So it’s the 38-party NDA versus the 26-party INDIA that will battle it out in next year’s general elections. The Opposition parties earlier this week in their much anticipated meeting in Bengaluru decided to call their alliance INDIA – Indian National Developmental Inclusive Alliance.
On the same day the BJP-led NDA held a conclave in New Delhi where it bandied together 38 parties to gear up for Battle 2024. It’s interesting to note a few contrasts in these two rival acronyms. The common letter ‘D’ denotes ‘Democratic’ in NDA and ‘Developmental’ (not development) in the INDIA alliance. The ‘I’ for inclusive, also signals an interesting narrative-shift on the part of the INDIA alliance, a clear takeaway from Rahul Gandhi’s successful Bharat Jodo Yatra.
But where do these two alliances stand in terms of economic policies? The nitty-gritty of the INDIA alliance regarding policies will emerge in the days ahead. But INDIA alliance talks about “economic sovereignty” premised upon a “fair economy with a strong and strategic public sector as well as a competitive and flourishing private sector”. In an era where Central governments use PSU disinvestment proceeds as a means to garner revenue, it remains to be seen how the INDIA alliance’s “strong and strategic public sector” will pan out in reality.
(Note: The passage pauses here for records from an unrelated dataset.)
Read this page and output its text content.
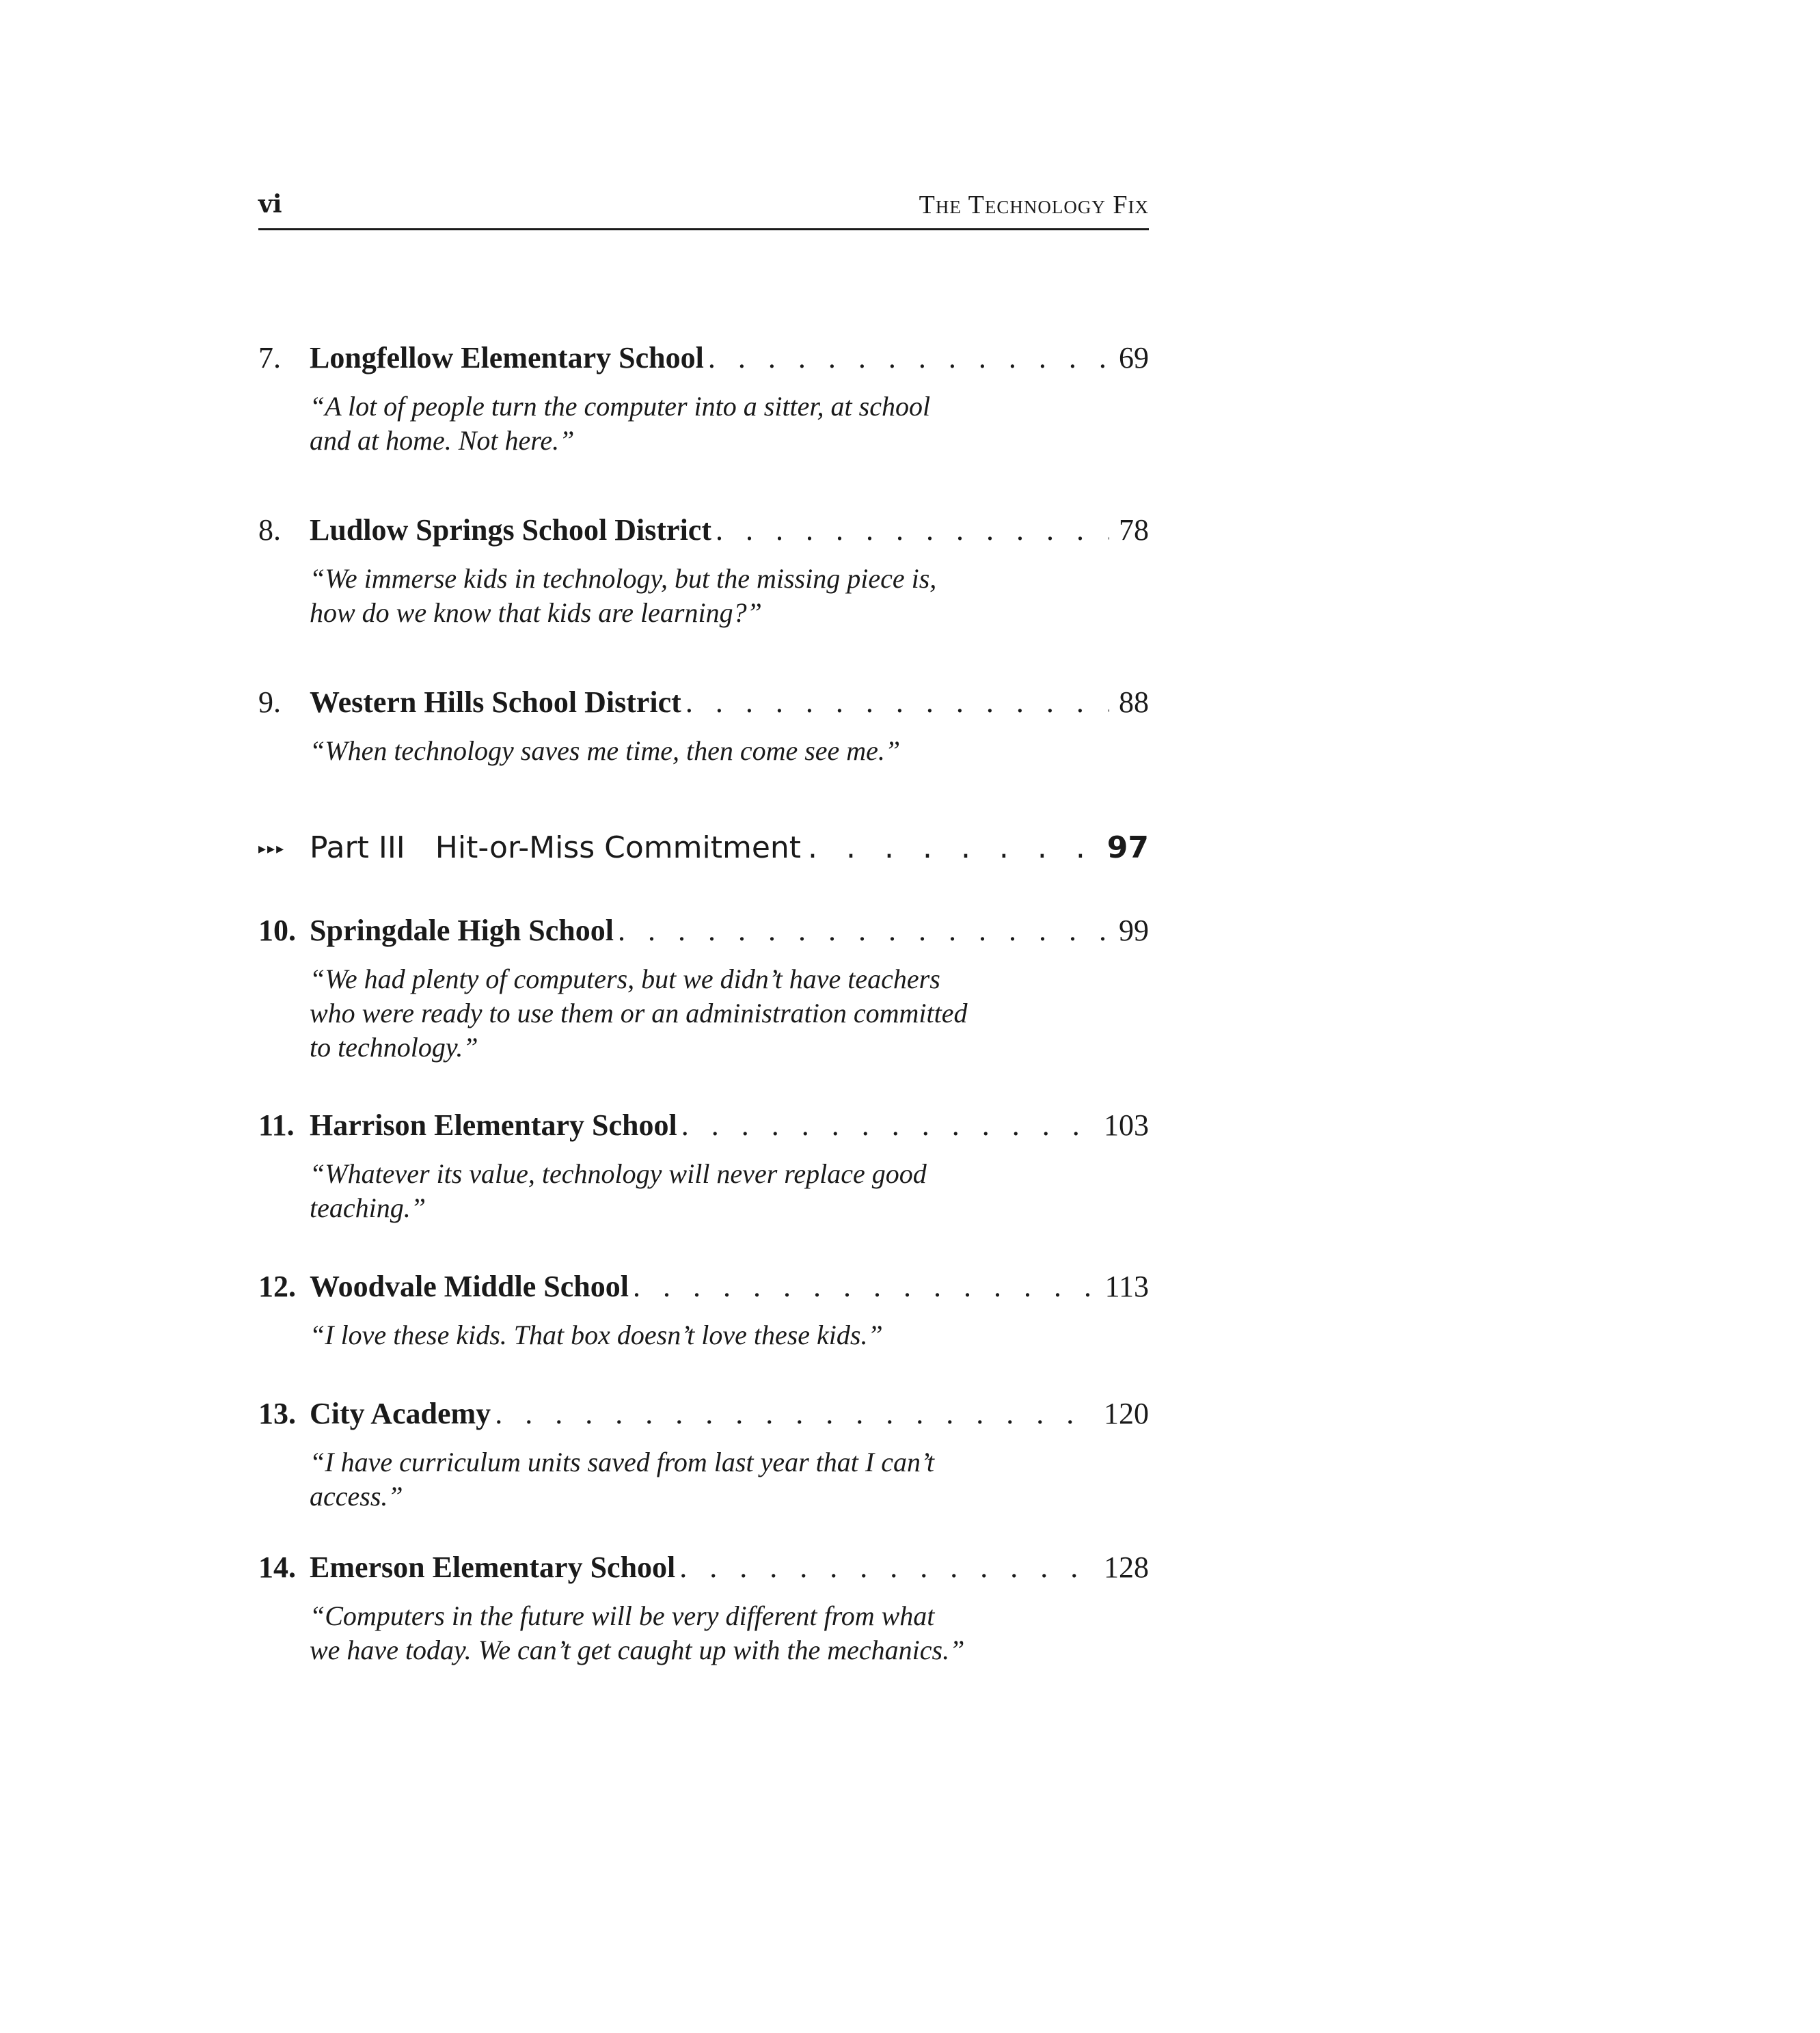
vi	The Technology Fix
7. Longfellow Elementary School . . .	69
“A lot of people turn the computer into a sitter, at school
and at home. Not here.”
8. Ludlow Springs School District . . .	78
“We immerse kids in technology, but the missing piece is,
how do we know that kids are learning?”
9. Western Hills School District . . .	88
“When technology saves me time, then come see me.”
▸▸▸ Part III	Hit-or-Miss Commitment . . .	97
10. Springdale High School . . .	99
“We had plenty of computers, but we didn’t have teachers
who were ready to use them or an administration committed
to technology.”
11. Harrison Elementary School . . .	103
“Whatever its value, technology will never replace good
teaching.”
12. Woodvale Middle School . . .	113
“I love these kids. That box doesn’t love these kids.”
13. City Academy . . .	120
“I have curriculum units saved from last year that I can’t
access.”
14. Emerson Elementary School . . .	128
“Computers in the future will be very different from what
we have today. We can’t get caught up with the mechanics.”
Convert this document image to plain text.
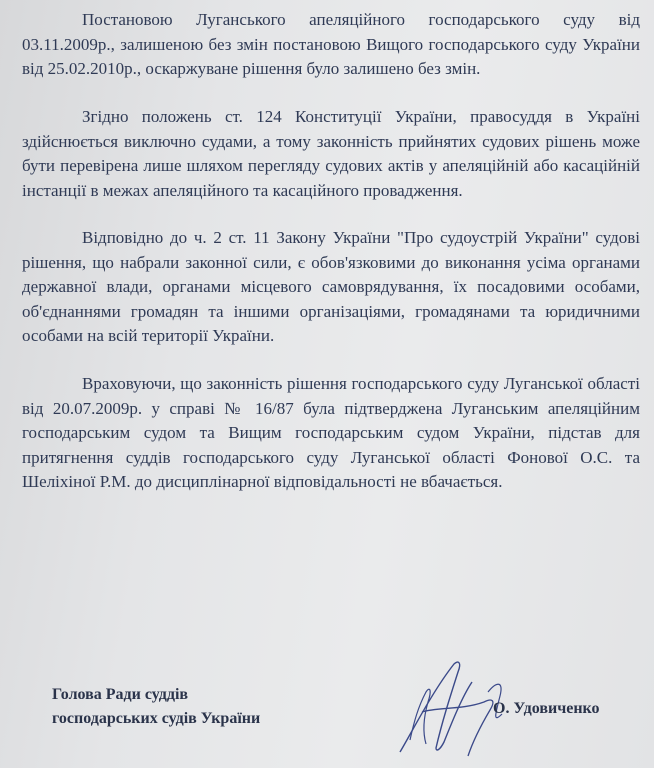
Постановою Луганського апеляційного господарського суду від 03.11.2009р., залишеною без змін постановою Вищого господарського суду України від 25.02.2010р., оскаржуване рішення було залишено без змін.

Згідно положень ст. 124 Конституції України, правосуддя в Україні здійснюється виключно судами, а тому законність прийнятих судових рішень може бути перевірена лише шляхом перегляду судових актів у апеляційній або касаційній інстанції в межах апеляційного та касаційного провадження.

Відповідно до ч. 2 ст. 11 Закону України "Про судоустрій України" судові рішення, що набрали законної сили, є обов'язковими до виконання усіма органами державної влади, органами місцевого самоврядування, їх посадовими особами, об'єднаннями громадян та іншими організаціями, громадянами та юридичними особами на всій території України.

Враховуючи, що законність рішення господарського суду Луганської області від 20.07.2009р. у справі № 16/87 була підтверджена Луганським апеляційним господарським судом та Вищим господарським судом України, підстав для притягнення суддів господарського суду Луганської області Фонової О.С. та Шеліхіної Р.М. до дисциплінарної відповідальності не вбачається.

Голова Ради суддів
господарських судів України
О. Удовиченко
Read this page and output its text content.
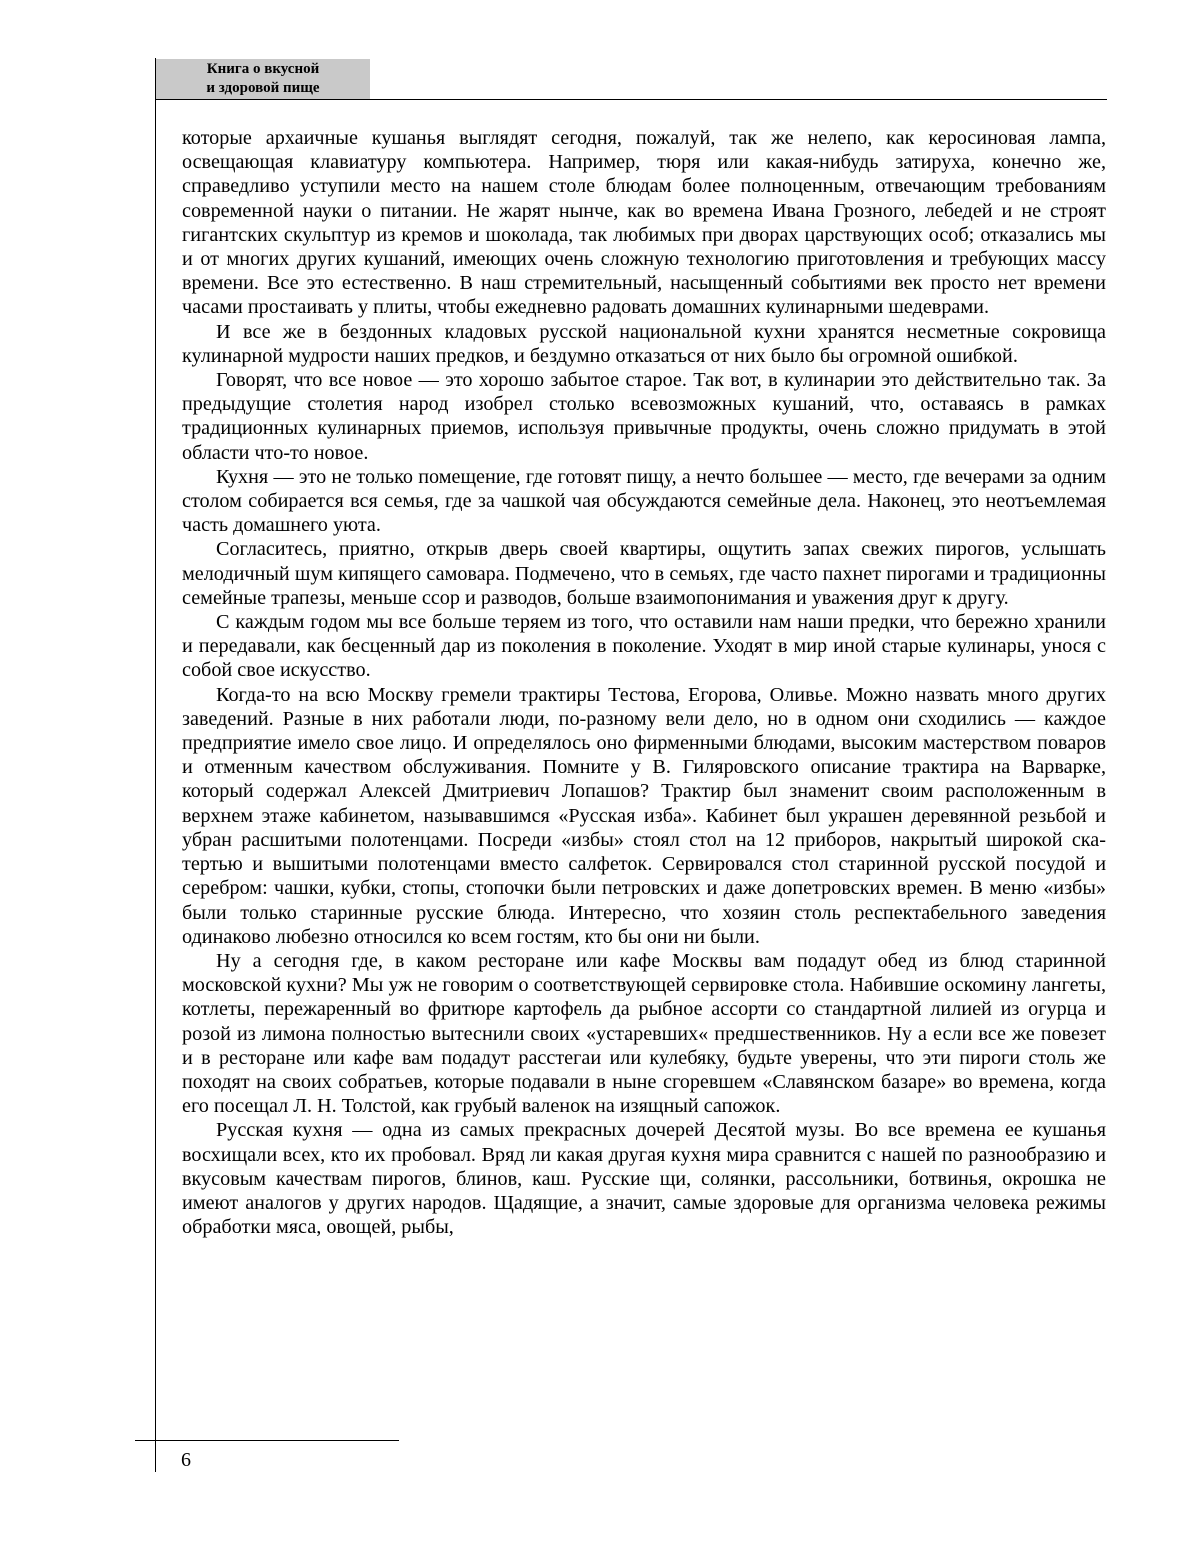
Книга о вкусной
и здоровой пище

которые архаичные кушанья выглядят сегодня, пожалуй, так же нелепо, как керосиновая лампа, освещающая клавиатуру компьютера. Например, тюря или какая-нибудь затируха, конечно же, справедливо уступили место на нашем столе блюдам более полноценным, отвечающим требованиям современной науки о питании. Не жарят нынче, как во времена Ивана Грозного, лебедей и не строят гигантских скульптур из кремов и шоколада, так любимых при дворах царствующих особ; отказались мы и от многих других кушаний, имеющих очень сложную технологию приготовления и требующих массу времени. Все это естественно. В наш стремительный, насыщенный событиями век просто нет времени часами простаивать у плиты, чтобы ежедневно радовать домашних кулинарными шедеврами.

И все же в бездонных кладовых русской национальной кухни хранятся несметные сокровища кулинарной мудрости наших предков, и бездумно отказаться от них было бы огромной ошибкой.

Говорят, что все новое — это хорошо забытое старое. Так вот, в кулинарии это действительно так. За предыдущие столетия народ изобрел столько всевозможных кушаний, что, оставаясь в рамках традиционных кулинарных приемов, используя привычные продукты, очень сложно придумать в этой области что-то новое.

Кухня — это не только помещение, где готовят пищу, а нечто большее — место, где вечерами за одним столом собирается вся семья, где за чашкой чая обсуждаются семейные дела. Наконец, это неотъемлемая часть домашнего уюта.

Согласитесь, приятно, открыв дверь своей квартиры, ощутить запах свежих пирогов, услышать мелодичный шум кипящего самовара. Подмечено, что в семьях, где часто пахнет пирогами и традиционны семейные трапезы, меньше ссор и разводов, больше взаимопонимания и уважения друг к другу.

С каждым годом мы все больше теряем из того, что оставили нам наши предки, что бережно хранили и передавали, как бесценный дар из поколения в поколение. Уходят в мир иной старые кулинары, унося с собой свое искусство.

Когда-то на всю Москву гремели трактиры Тестова, Егорова, Оливье. Можно назвать много других заведений. Разные в них работали люди, по-разному вели дело, но в одном они сходились — каждое предприятие имело свое лицо. И определялось оно фирменными блюдами, высоким мастерством поваров и отменным качеством обслуживания. Помните у В. Гиляровского описание трактира на Варварке, который содержал Алексей Дмитриевич Лопашов? Трактир был знаменит своим расположенным в верхнем этаже кабинетом, называвшимся «Русская изба». Кабинет был украшен деревянной резьбой и убран расшитыми полотенцами. Посреди «избы» стоял стол на 12 приборов, накрытый широкой скатертью и вышитыми полотенцами вместо салфеток. Сервировался стол старинной русской посудой и серебром: чашки, кубки, стопы, стопочки были петровских и даже допетровских времен. В меню «избы» были только старинные русские блюда. Интересно, что хозяин столь респектабельного заведения одинаково любезно относился ко всем гостям, кто бы они ни были.

Ну а сегодня где, в каком ресторане или кафе Москвы вам подадут обед из блюд старинной московской кухни? Мы уж не говорим о соответствующей сервировке стола. Набившие оскомину лангеты, котлеты, пережаренный во фритюре картофель да рыбное ассорти со стандартной лилией из огурца и розой из лимона полностью вытеснили своих «устаревших« предшественников. Ну а если все же повезет и в ресторане или кафе вам подадут расстегаи или кулебяку, будьте уверены, что эти пироги столь же походят на своих собратьев, которые подавали в ныне сгоревшем «Славянском базаре» во времена, когда его посещал Л. Н. Толстой, как грубый валенок на изящный сапожок.

Русская кухня — одна из самых прекрасных дочерей Десятой музы. Во все времена ее кушанья восхищали всех, кто их пробовал. Вряд ли какая другая кухня мира сравнится с нашей по разнообразию и вкусовым качествам пирогов, блинов, каш. Русские щи, солянки, рассольники, ботвинья, окрошка не имеют аналогов у других народов. Щадящие, а значит, самые здоровые для организма человека режимы обработки мяса, овощей, рыбы,

6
But there may not be much to differentiate regarding economic policy, as both alliances are likely to rely on a strong dose of “welfarism”. The BJP’s successful welfare delivery model was premised on two pillars that were erected by the Congress-led UPA – Aadhaar and Direct Benefit Transfer (DBT). The Karnataka Assembly election manifestoes, where both the BJP and Congress put out their list of welfare schemes, are a pointer to a “convergence” on development issues. So despite the posturing, the battle for 2024 is more likely to fought on the competing “Ideas of India” than on economic policy.